「薬の業界は久しぶりに安堵できる年の瀬になったのではないか。ジェネリック(業界)を除けば・・・」
24年度診療報酬改定に伴う薬価制度改革について、自民党の厚生労働幹部議員はそんな感想を漏らす。新薬メーカーにとっては、イノベーションを評価するメニューが数多く並ぶことから、喜ばしい制度改革になったという意味だろう。【本根優】
医薬品業界と言えば、18年度の薬価制度抜本改革以降、6年連続の薬価改定が行われ、その度に薬価引き下げが財源確保の「調整弁」とされたため、痛手を被ってきた。しかし、再び起こったドラッグ・ラグ、そして日本に新薬が入ってこない「ドラッグ・ロス」の深刻さが増し、潮目が変わった。
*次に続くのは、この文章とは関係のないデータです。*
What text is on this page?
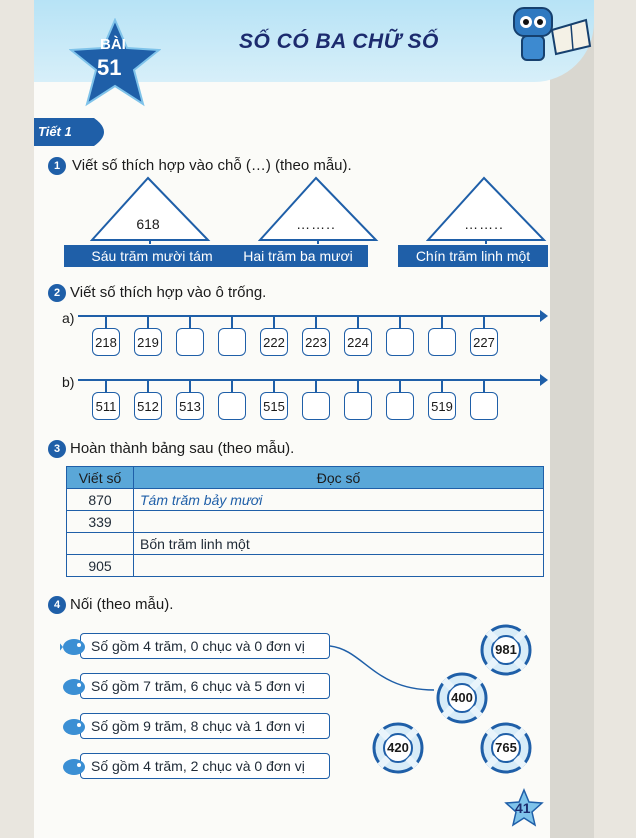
BÀI
51
SỐ CÓ BA CHỮ SỐ
Tiết 1
1 Viết số thích hợp vào chỗ (…) (theo mẫu).
618
Sáu trăm mười tám
……..
Hai trăm ba mươi
……..
Chín trăm linh một
2 Viết số thích hợp vào ô trống.
a)
218 219	222 223 224	227
b)
511 512 513	515	519
3 Hoàn thành bảng sau (theo mẫu).
Viết số	Đọc số
870	Tám trăm bảy mươi
339	
	Bốn trăm linh một
905	
4 Nối (theo mẫu).
Số gồm 4 trăm, 0 chục và 0 đơn vị
Số gồm 7 trăm, 6 chục và 5 đơn vị
Số gồm 9 trăm, 8 chục và 1 đơn vị
Số gồm 4 trăm, 2 chục và 0 đơn vị
981
400
420	765
41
厚労省も重い腰を上げ、イノベーション評価に対する充実方向の制度対応を図った。
例えば、新薬創出・適応外薬解消促進加算の企業指標に基づく加算額減額が廃止されることになった。また、既にある先駆加算に準じて、欧米に遅れることなく日本に革新的新薬を早期導入した品目の評価として「迅速導入加算」を新設。小児用医薬品への評価としては、新薬創出加算の対象への追加、成人と同時開発時の加算率引き上げに踏み切る。
製薬団体トップからは「ドラッグ・ラグ/ロスの解消に資する。日本への革新的新薬の早期導入に極めて大きな意義を持つ」「日本市場の魅力を世界と遜色なレベルに引き上げるための第一歩」と、相次いで歓迎のコメントが出された。
ただ、業界全体を見渡せば、後発品を中心とする、終わりの見えない「不安定供給問題」が横たわる。厚労省は、新薬創出加算の企業指標を廃止するのと対照的に、後発品に関しては企業指標を導入し、薬価上の評価も試行的に導入する。
だが、医薬品業界の関係者でさえも「大手3社のうち(不正発覚により)日医工がダメ、沢井(製薬)がダメという状況で、企業指標と言われても、業界がどう改善していくのか全くイメージが湧かない」と首を傾げる。